Thank you again Joseph. Will you be covering any of this recent PDA work at the AAUP in Chicago as I’m considering attending? Chicago in June is never a bad idea. I saw an interesting discussion by someone from EBL last week relating the birth of PDA to ILL. They were saying that the birth of PDA was probably in 1886 when the first ILL was ordered. I think that this was a fact drawn from the book you reviewed last year and may yet be apocryphal (I am yet to finish the book). They continued by saying that ebooks have offered technical solutions to the cost and speed of print ILL for the past decade and PDA is just an evolution of ILL. He went on to explain the commercial benefit to publishers as a consequence of this shift and their experiences of implementing PDA in place of ILL for libraries in Europe and Australia. All very interesting and it reminds me that I should finish that book.

I will be participating in a panel with colleagues at AAUP this year to review our project on PDA and its implications for book publishers. Yes, Chicago in June is a great attraction, but Chicago is wonderful year-round for those who can brave the climate.

Seems to me that there is an opportunity for a different model: Publisher-Direct ILL. For a time limited access period, libraries could “rent” e-titles directly from the publisher (or ebook/distributor acting as aggregator) to offer a single patron access – but without a longer term purchase obligation. In an e-world, even with multiple players in the mix, publishers could offer this for less than the current p-work ILL cost model.

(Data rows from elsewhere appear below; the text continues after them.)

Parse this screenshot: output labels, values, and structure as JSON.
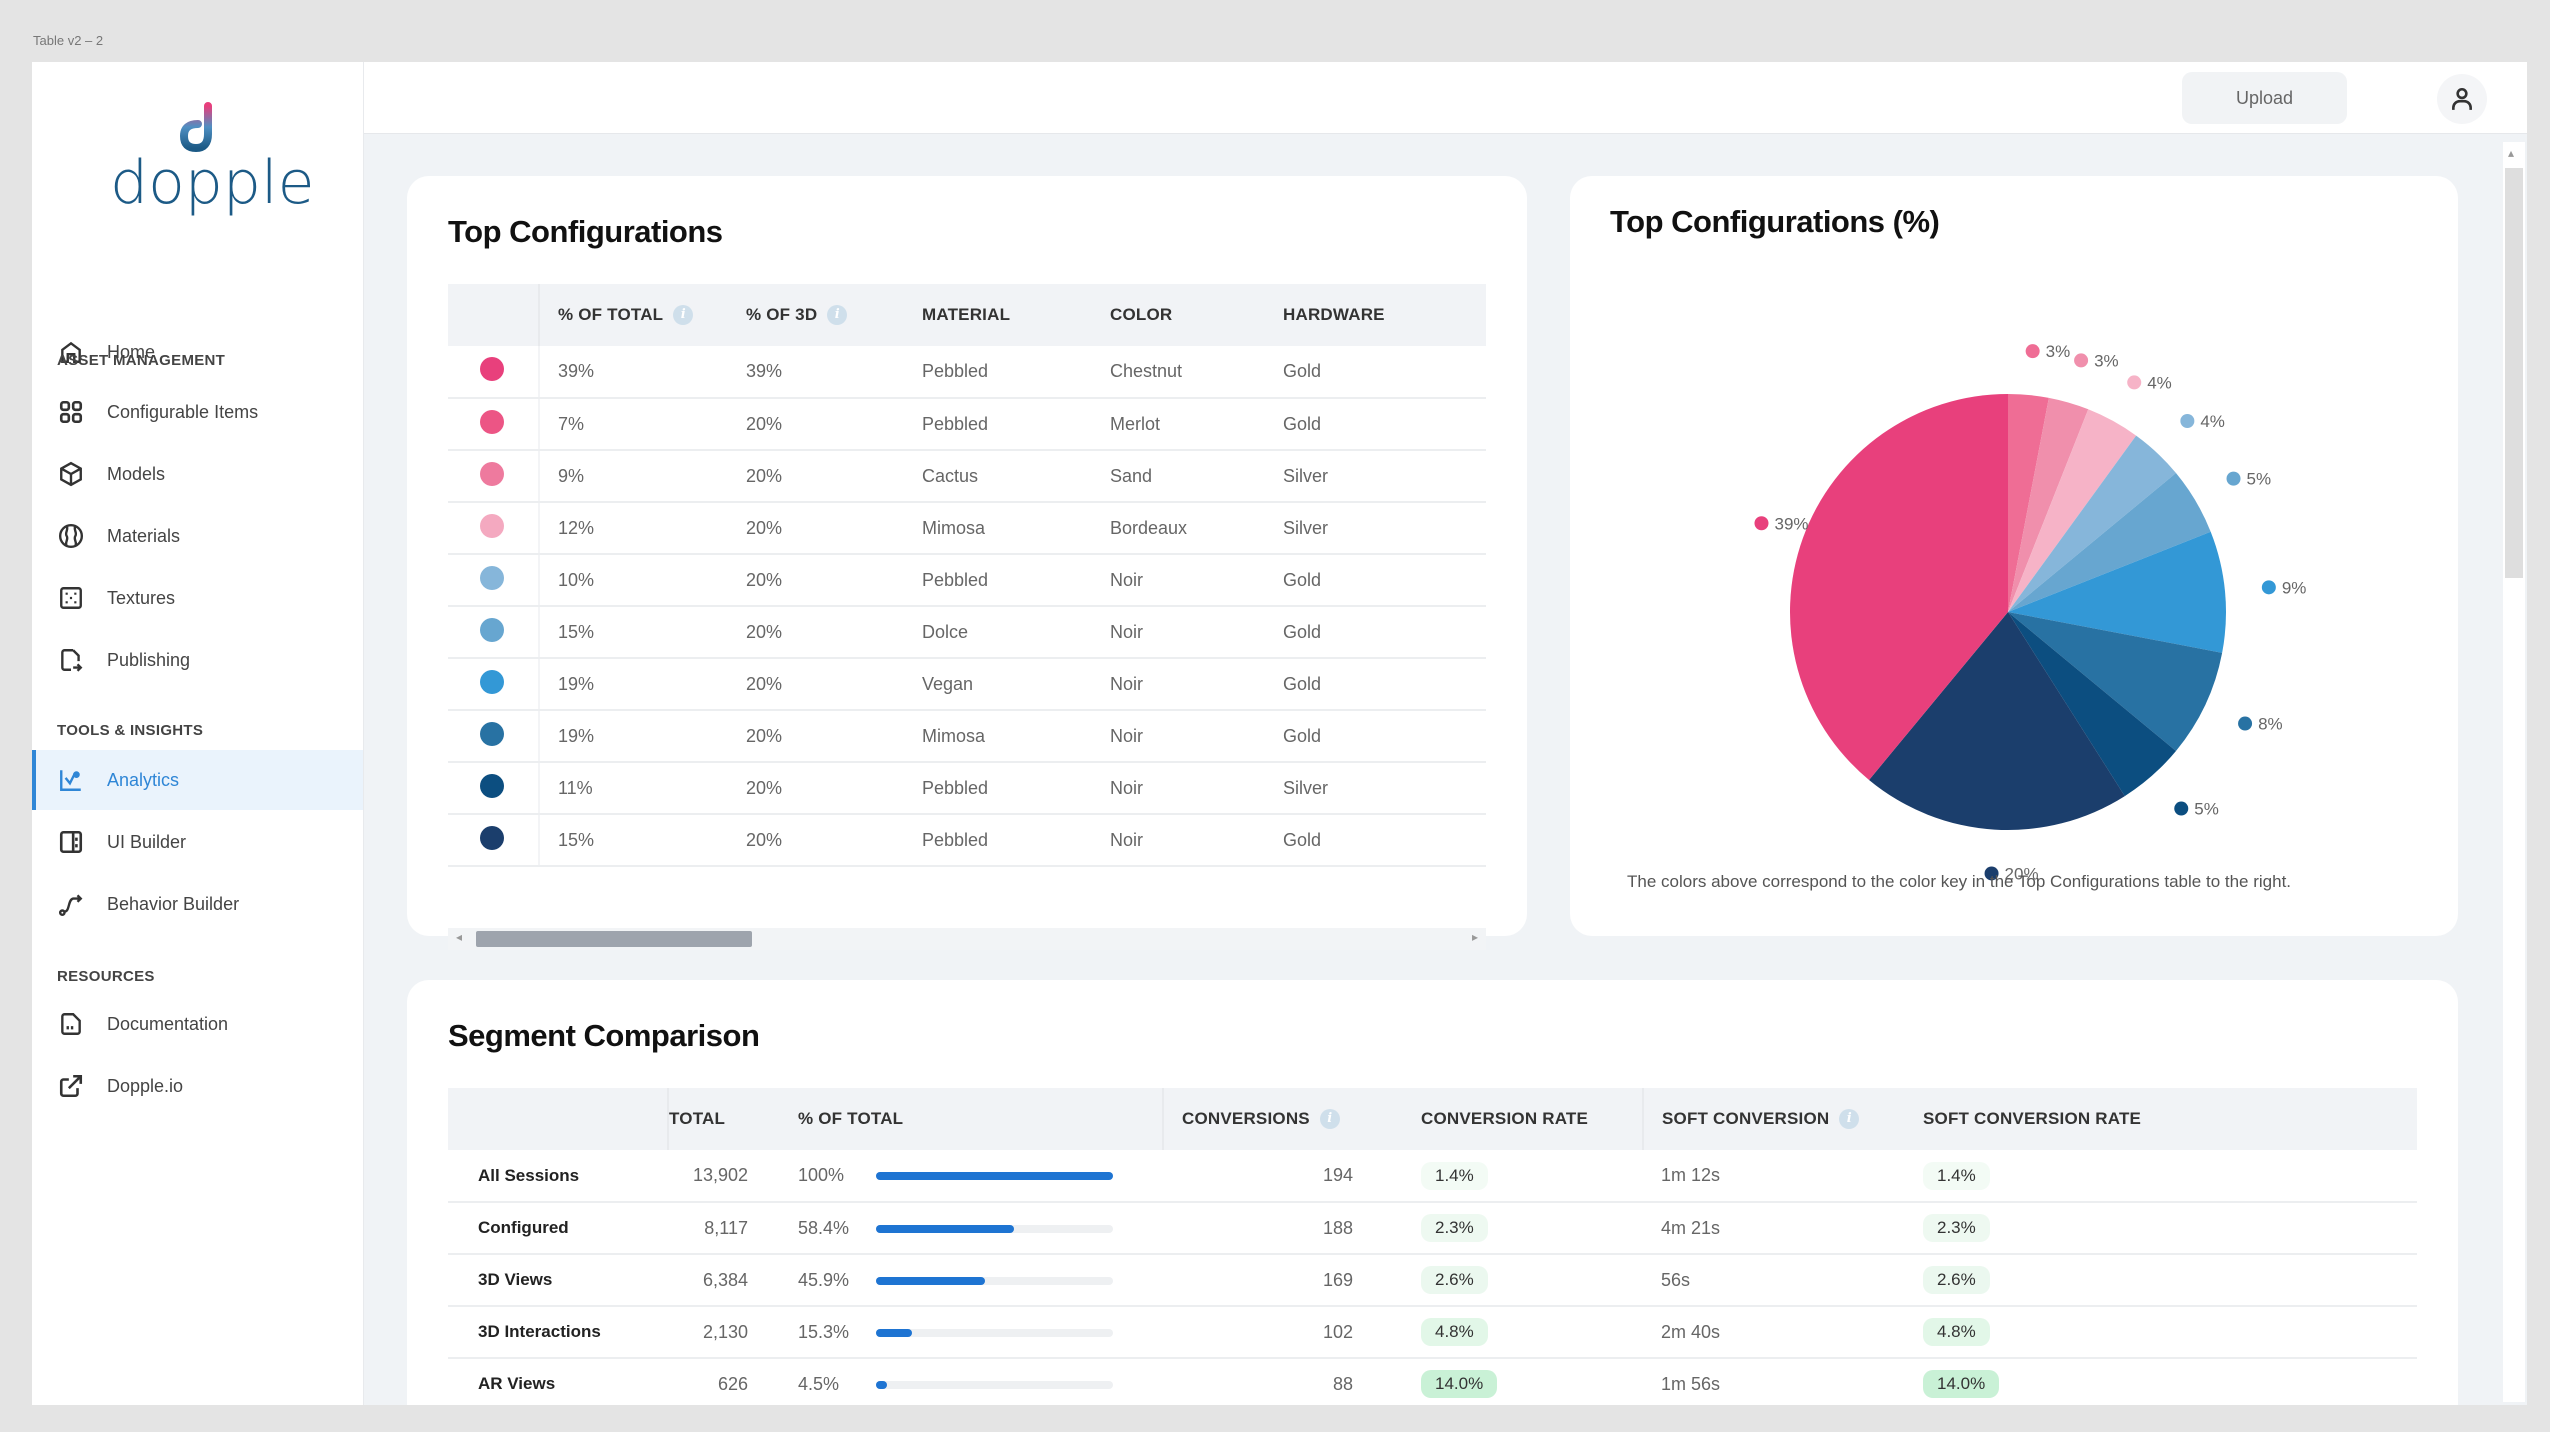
{
  "frame_label": "Table v2 – 2",
  "brand": {
    "name": "dopple",
    "primary_color": "#1c5a86",
    "accent_color": "#e83e7c"
  },
  "header": {
    "upload_label": "Upload",
    "user_icon": "user-icon"
  },
  "sidebar": {
    "home": {
      "label": "Home",
      "icon": "home-icon"
    },
    "sections": [
      {
        "title": "ASSET MANAGEMENT",
        "items": [
          {
            "label": "Configurable Items",
            "icon": "grid-icon"
          },
          {
            "label": "Models",
            "icon": "cube-icon"
          },
          {
            "label": "Materials",
            "icon": "material-ball-icon"
          },
          {
            "label": "Textures",
            "icon": "texture-icon"
          },
          {
            "label": "Publishing",
            "icon": "publish-file-icon"
          }
        ]
      },
      {
        "title": "TOOLS & INSIGHTS",
        "items": [
          {
            "label": "Analytics",
            "icon": "analytics-chart-icon",
            "active": true
          },
          {
            "label": "UI Builder",
            "icon": "layout-icon"
          },
          {
            "label": "Behavior Builder",
            "icon": "path-icon"
          }
        ]
      },
      {
        "title": "RESOURCES",
        "items": [
          {
            "label": "Documentation",
            "icon": "document-icon"
          },
          {
            "label": "Dopple.io",
            "icon": "external-link-icon"
          }
        ]
      }
    ]
  },
  "top_configurations": {
    "title": "Top Configurations",
    "columns": [
      "% OF TOTAL",
      "% OF 3D",
      "MATERIAL",
      "COLOR",
      "HARDWARE"
    ],
    "rows": [
      {
        "color": "#e8407c",
        "pct_total": "39%",
        "pct_3d": "39%",
        "material": "Pebbled",
        "color_name": "Chestnut",
        "hardware": "Gold"
      },
      {
        "color": "#ec5585",
        "pct_total": "7%",
        "pct_3d": "20%",
        "material": "Pebbled",
        "color_name": "Merlot",
        "hardware": "Gold"
      },
      {
        "color": "#ee7a9e",
        "pct_total": "9%",
        "pct_3d": "20%",
        "material": "Cactus",
        "color_name": "Sand",
        "hardware": "Silver"
      },
      {
        "color": "#f4a9c0",
        "pct_total": "12%",
        "pct_3d": "20%",
        "material": "Mimosa",
        "color_name": "Bordeaux",
        "hardware": "Silver"
      },
      {
        "color": "#86b6da",
        "pct_total": "10%",
        "pct_3d": "20%",
        "material": "Pebbled",
        "color_name": "Noir",
        "hardware": "Gold"
      },
      {
        "color": "#67a6d0",
        "pct_total": "15%",
        "pct_3d": "20%",
        "material": "Dolce",
        "color_name": "Noir",
        "hardware": "Gold"
      },
      {
        "color": "#3398d6",
        "pct_total": "19%",
        "pct_3d": "20%",
        "material": "Vegan",
        "color_name": "Noir",
        "hardware": "Gold"
      },
      {
        "color": "#2872a3",
        "pct_total": "19%",
        "pct_3d": "20%",
        "material": "Mimosa",
        "color_name": "Noir",
        "hardware": "Gold"
      },
      {
        "color": "#0c4e80",
        "pct_total": "11%",
        "pct_3d": "20%",
        "material": "Pebbled",
        "color_name": "Noir",
        "hardware": "Silver"
      },
      {
        "color": "#1b3e6c",
        "pct_total": "15%",
        "pct_3d": "20%",
        "material": "Pebbled",
        "color_name": "Noir",
        "hardware": "Gold"
      }
    ],
    "scroll_position": 0
  },
  "chart_data": {
    "type": "pie",
    "title": "Top Configurations (%)",
    "start": "top, clockwise",
    "slices": [
      {
        "label": "3%",
        "value": 3,
        "color": "#ef6d95"
      },
      {
        "label": "3%",
        "value": 3,
        "color": "#f08fac"
      },
      {
        "label": "4%",
        "value": 4,
        "color": "#f6b3c7"
      },
      {
        "label": "4%",
        "value": 4,
        "color": "#86b6da"
      },
      {
        "label": "5%",
        "value": 5,
        "color": "#67a6d0"
      },
      {
        "label": "9%",
        "value": 9,
        "color": "#3398d6"
      },
      {
        "label": "8%",
        "value": 8,
        "color": "#2872a3"
      },
      {
        "label": "5%",
        "value": 5,
        "color": "#0c4e80"
      },
      {
        "label": "20%",
        "value": 20,
        "color": "#1b3e6c"
      },
      {
        "label": "39%",
        "value": 39,
        "color": "#e8407c"
      }
    ],
    "note": "The colors above correspond to the color key in the Top Configurations table to the right."
  },
  "segment_comparison": {
    "title": "Segment Comparison",
    "columns": [
      "",
      "TOTAL",
      "% OF TOTAL",
      "CONVERSIONS",
      "CONVERSION RATE",
      "SOFT CONVERSION",
      "SOFT CONVERSION RATE"
    ],
    "rows": [
      {
        "name": "All Sessions",
        "total": "13,902",
        "pct": "100%",
        "pct_value": 100,
        "conversions": "194",
        "conv_rate": "1.4%",
        "soft_conv": "1m 12s",
        "soft_rate": "1.4%",
        "tint": "#f3fbf5"
      },
      {
        "name": "Configured",
        "total": "8,117",
        "pct": "58.4%",
        "pct_value": 58.4,
        "conversions": "188",
        "conv_rate": "2.3%",
        "soft_conv": "4m 21s",
        "soft_rate": "2.3%",
        "tint": "#eef9f1"
      },
      {
        "name": "3D Views",
        "total": "6,384",
        "pct": "45.9%",
        "pct_value": 45.9,
        "conversions": "169",
        "conv_rate": "2.6%",
        "soft_conv": "56s",
        "soft_rate": "2.6%",
        "tint": "#ebf8ef"
      },
      {
        "name": "3D Interactions",
        "total": "2,130",
        "pct": "15.3%",
        "pct_value": 15.3,
        "conversions": "102",
        "conv_rate": "4.8%",
        "soft_conv": "2m 40s",
        "soft_rate": "4.8%",
        "tint": "#e2f7e8"
      },
      {
        "name": "AR Views",
        "total": "626",
        "pct": "4.5%",
        "pct_value": 4.5,
        "conversions": "88",
        "conv_rate": "14.0%",
        "soft_conv": "1m 56s",
        "soft_rate": "14.0%",
        "tint": "#c9f1d6"
      }
    ]
  }
}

PDA is very much a frontier: like any emerging market dynamic, expect multiple variations of the theme as all interested stakeholders (publishers, libraries and patrons) invent, experiment and compete until a broadly held set of community standards develop.

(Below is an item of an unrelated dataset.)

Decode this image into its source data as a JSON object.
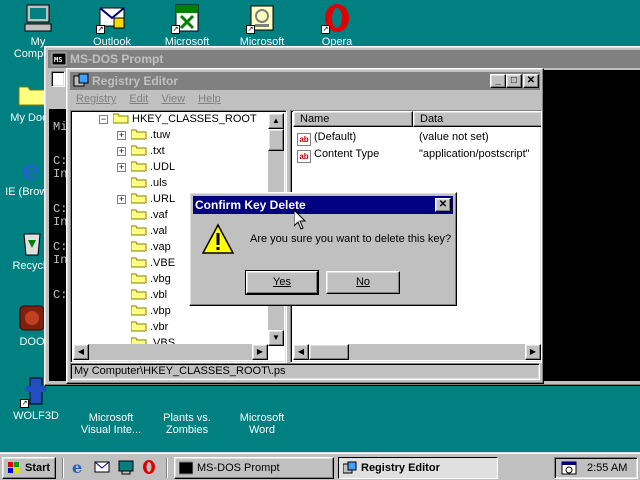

Personally, I find the current concept of “what is e-ILL” discussion a little trade book driven – i.e. rooted in the concept that a “true use” will look at the book more or less from cover to cover – that the value lies in the amount of content perused..vs the solution access provides. That’s not true in the reference world…nor in the journal world. And as a researcher, do I find the value of a work any less if I find the information I am looking for in a few pages…or chapters…or the entire work? Is there value in NOT finding the content/”answer” I was looking for? (Think in terms of patent research – not finding information can be more valuable than finding it!) Afterall, in the database world, the fewer clicks between ‘question’ and ‘answer’ is really the value equation everyone is chasing.

I also think it worth questioning can one loan something one doesn’t own? (Yeah, I know options traders do this; but look at the mess that has got us into.) As we all move from an IP/content ownership world to an access rights model, I think of a lot of the embedded assumptions on who can do what, with what are going to change.

No doubt some publishers will worry and moan about lost sales and channel conflict. Similarly, I wouldn’t be surprised to see ILL advocates look to carbon copy the print driven model into the e-world – in part because it was a library vs “vendor” originated and mediated solution. But the real answer looks at discarding practices and limitations driven by legacy print issues – and figuring out how the format change to “e” enables enhanced solutions.